LOS ANGELES: A second California doctor was sentenced on Tuesday to eight months of home confinement for illegally supplying “Friends” star Matthew Perry with ketamine, the powerful sedative that caused the actor’s fatal drug overdose in a hot tub in 2023.
Dr. Mark Chavez, 55, a onetime San Diego-based physician, pleaded guilty in federal court in October to a single felony count of conspiracy to distribute the prescription anesthetic and surrendered his medical license in November.
Judge Sherilyn Peace Garnett also sentenced Chavez to 300 hours of community service. As part of his plea agreement, Chavez admitted to selling ketamine to another physician Dr. Salvador Plasencia, 44, who in turn supplied the drug to Perry, though not the dose that ultimately killed the performer. Plasencia, who pleaded guilty to four counts of unlawful drug distribution, was sentenced earlier this month to 2 1/2 years behind bars.
He and Chavez were the first two of five people convicted in connection with Perry’s ketamine-induced death to be sent off to prison.
The three others scheduled to be sentenced in the coming weeks — Jasveen Sangha, 42, a drug dealer known as the “Ketamine Queen;” a go-between dealer Erik Fleming, 56; and Perry’s former personal assistant, Iwamasa, 60.
Sangha admitted to supplying the ketamine dose that killed Perry, and Iwamasa acknowledged injecting Perry with it.

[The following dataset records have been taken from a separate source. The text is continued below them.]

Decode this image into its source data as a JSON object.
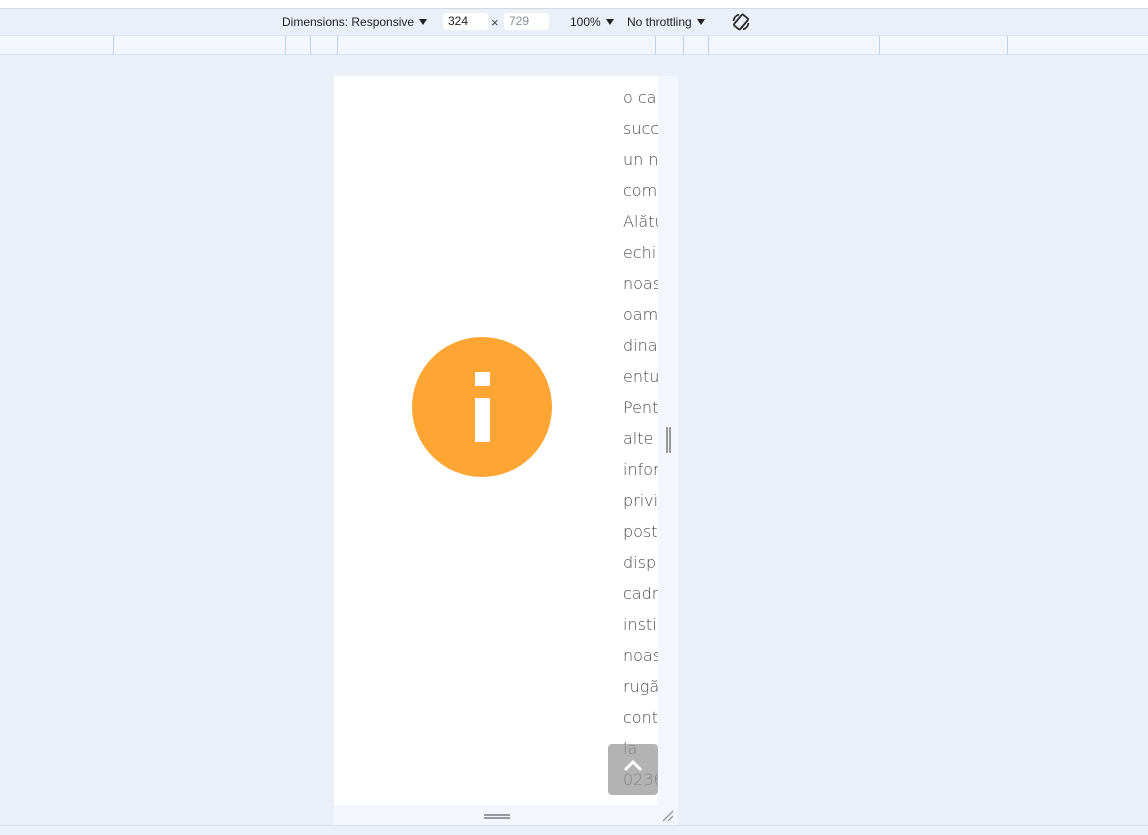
{
  "toolbar": {
    "dimensions_label": "Dimensions: Responsive",
    "width_value": "324",
    "height_value": "729",
    "times_symbol": "×",
    "zoom_label": "100%",
    "throttling_label": "No throttling",
    "rotate_icon": "rotate-icon"
  },
  "page": {
    "info_icon": "info-icon",
    "info_color": "#ffa533",
    "text_fragments": [
      "o ca",
      "succ",
      "un n",
      "com",
      "Alătu",
      "echi",
      "noas",
      "oam",
      "dina",
      "entu",
      "Pent",
      "alte",
      "infor",
      "privi",
      "post",
      "disp",
      "cadr",
      "insti",
      "noas",
      "rugă",
      "cont",
      "la",
      "0236",
      "..."
    ],
    "scroll_top_icon": "chevron-up-icon"
  },
  "colors": {
    "background": "#ebf0f8",
    "viewport": "#ffffff",
    "accent": "#ffa533"
  }
}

It was Iwamasa who later found Perry, aged 54, face down and lifeless, in the jacuzzi of his Los Angeles home on October 28, 2023.
An autopsy report concluded the actor died from the acute effects of ketamine,” which combined with other factors in causing him to lose consciousness and drown.
Perry had publicly acknowledged decades of substance abuse, including the years he starred as Chandler Bing on the hit 1990s NBC television series “Friends.”
According to federal law enforcement officials, Perry had been receiving ketamine infusions for treatment of depression and anxiety at a clinic where he became addicted to the drug.
When doctors there refused to increase his dosage, he turned to unscrupulous providers elsewhere willing to exploit Perry’s drug dependency as a way to make quick money, authorities said. Ketamine is a short-acting anesthetic with hallucinogenic properties that is sometimes prescribed to treat depression and other psychiatric disorders. It also has seen widespread abuse as an illicit party drug.